BitLocker Trusts SSDs, But SSDs Aren’t Doing Their Jobs

This wouldn’t normally matter—after all, who uses the hardware encryption on an SSD? Windows users would use BitLocker instead. And BitLocker encrypts the files before storing them on the SSD, right?

Wrong. If your computer has a solid-state drive that says it can handle hardware encryption, BitLocker doesn’t do anything at all. BitLocker just trusts the SSD to encrypt your files, abandoning all responsibility. And, as researchers have found, SSD manufacturers are having some serious trouble implementing encryption properly.

Even if you opt to encrypt your laptop’s hard drive with BitLocker, you’re now relying on whatever company made the SSD in your laptop. Do you trust that the manufacturer of the drive in your laptop did a good job? Do you even know what company made your laptop’s internal SSD? Did your laptop manufacturer think about this before it selected a hard drive vendor?

BitLocker on Windows 7 does not support “offloading encryption to encrypted hard drives,” as Microsoft’s documentation puts it. In other words, this is a new feature in Windows 10, so Windows 7 systems won’t have the same problem.

How to Make BitLocker Use Software Encryption

If you’re using BitLocker encryption on an SSD, you can tell BitLocker to avoid using hardware-based encryption and use software-based encryption instead. But this requires Group Policy. Group Policy is only available on Windows 10 Professional—but then, so is the standard version of BitLocker.

On a single PC, open the local Group Policy Editor by pressing Windows+R, typing “gpedit.msc” into the Run dialog, and pressing Enter.

Head to the following location:

Double-click the “Configure use of hardware-based encryption for fixed data drives” option in the right pane.

Select the “Disabled” option and click “OK.”

Microsoft says you must unencrypt and re-encrypt the drive afterwards before this change will take effect.

How to Encrypt Your SSD Without BitLocker

Rather than relying on BitLocker, you could also use the open-source VeraCrypt tool to encrypt your Windows system drive or any other drive. It’s based on the TrueCrypt software, which you might have heard of.

Unlike BitLocker, VeraCrypt is also available to Windows 10 Home and Windows 7 Home users. You don’t have to pay $100 for encryption. VeraCrypt doesn’t ever rely on SSDs the do the encryption work—VeraCrypt always handles the encryption itself.

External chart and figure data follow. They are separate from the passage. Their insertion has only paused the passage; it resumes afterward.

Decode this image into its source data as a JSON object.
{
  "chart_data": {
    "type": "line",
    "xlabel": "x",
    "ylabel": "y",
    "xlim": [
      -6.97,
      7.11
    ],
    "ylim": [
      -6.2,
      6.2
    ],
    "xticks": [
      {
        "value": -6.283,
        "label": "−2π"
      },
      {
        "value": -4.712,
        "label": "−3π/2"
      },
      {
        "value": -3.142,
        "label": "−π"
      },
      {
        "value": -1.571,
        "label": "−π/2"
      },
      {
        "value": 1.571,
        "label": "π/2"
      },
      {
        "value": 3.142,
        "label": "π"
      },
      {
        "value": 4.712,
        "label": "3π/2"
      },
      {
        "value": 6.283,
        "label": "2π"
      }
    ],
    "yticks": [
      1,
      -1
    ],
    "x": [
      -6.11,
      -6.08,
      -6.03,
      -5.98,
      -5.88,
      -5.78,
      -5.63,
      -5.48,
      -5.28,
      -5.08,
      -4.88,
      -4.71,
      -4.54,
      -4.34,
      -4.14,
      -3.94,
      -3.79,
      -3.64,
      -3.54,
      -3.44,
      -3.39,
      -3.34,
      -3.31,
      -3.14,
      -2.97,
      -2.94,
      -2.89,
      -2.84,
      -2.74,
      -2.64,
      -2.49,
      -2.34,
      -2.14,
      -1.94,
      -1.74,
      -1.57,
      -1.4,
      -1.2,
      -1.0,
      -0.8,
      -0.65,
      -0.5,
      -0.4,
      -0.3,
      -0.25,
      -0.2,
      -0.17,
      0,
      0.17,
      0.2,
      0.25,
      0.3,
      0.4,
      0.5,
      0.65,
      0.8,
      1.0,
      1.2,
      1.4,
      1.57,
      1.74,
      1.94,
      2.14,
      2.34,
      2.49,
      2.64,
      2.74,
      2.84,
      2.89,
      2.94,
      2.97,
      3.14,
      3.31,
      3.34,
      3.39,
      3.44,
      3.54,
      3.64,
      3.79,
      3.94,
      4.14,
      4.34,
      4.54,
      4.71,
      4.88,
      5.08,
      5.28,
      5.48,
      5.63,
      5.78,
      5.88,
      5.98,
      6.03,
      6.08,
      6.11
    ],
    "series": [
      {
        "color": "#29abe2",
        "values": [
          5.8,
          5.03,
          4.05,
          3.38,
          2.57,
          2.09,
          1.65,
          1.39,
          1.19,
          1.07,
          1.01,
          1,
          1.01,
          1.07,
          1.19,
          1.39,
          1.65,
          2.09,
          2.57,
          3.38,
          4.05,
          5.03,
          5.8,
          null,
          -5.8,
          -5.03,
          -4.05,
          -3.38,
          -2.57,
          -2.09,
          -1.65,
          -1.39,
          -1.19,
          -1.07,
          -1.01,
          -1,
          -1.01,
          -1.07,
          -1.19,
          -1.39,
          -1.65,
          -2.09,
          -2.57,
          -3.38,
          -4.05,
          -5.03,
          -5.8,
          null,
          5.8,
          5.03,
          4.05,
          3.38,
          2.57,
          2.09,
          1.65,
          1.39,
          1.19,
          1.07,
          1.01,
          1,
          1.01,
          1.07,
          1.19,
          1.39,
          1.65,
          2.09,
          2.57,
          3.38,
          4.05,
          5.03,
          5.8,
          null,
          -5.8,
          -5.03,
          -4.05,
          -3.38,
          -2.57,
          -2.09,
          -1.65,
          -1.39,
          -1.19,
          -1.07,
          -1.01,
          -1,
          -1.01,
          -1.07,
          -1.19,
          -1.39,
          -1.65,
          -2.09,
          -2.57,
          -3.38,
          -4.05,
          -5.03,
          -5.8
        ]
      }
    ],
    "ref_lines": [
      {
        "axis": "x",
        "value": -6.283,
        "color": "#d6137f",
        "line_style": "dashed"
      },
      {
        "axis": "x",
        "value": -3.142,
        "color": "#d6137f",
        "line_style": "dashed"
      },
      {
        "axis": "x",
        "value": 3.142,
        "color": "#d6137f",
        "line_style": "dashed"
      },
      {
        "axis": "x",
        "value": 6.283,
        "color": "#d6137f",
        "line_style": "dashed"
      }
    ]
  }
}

Warning: Some big Windows 10 updates have caused issues with VeraCrypt in the past. We recommend having rescue media on hand, just in case. You won’t have these issues if you stick with BitLocker, so we recommend using BitLocker and disabling hardware encryption.

RELATED: How to Encrypt Your Windows System Drive With VeraCrypt

Why Does BitLocker Trust SSDs?

When available, hardware-based encryption can be faster than software-based encryption. So, if an SSD had solid hardware-based encryption technology, relying on that SSD would result in improved performance.

Unfortunately, it seems many SSD manufacturers cannot be trusted to implement this properly. If you need encryption, you’re better off using BitLocker’s software-based encryption so you don’t have to trust your SSD’s security.

In a perfect world, hardware-accelerated encryption is definitely better. That’s one reason why Apple includes a T2 security chip on its new Macs. The T2 chip uses a hardware-accelerated encryption engine to speedily encrypt and decrypt data stored on the Mac’s internal SSD.

But your Windows PC doesn’t use technology like that—it has an SSD from a manufacturer that probably didn’t spend much time thinking about security. And that’s no good.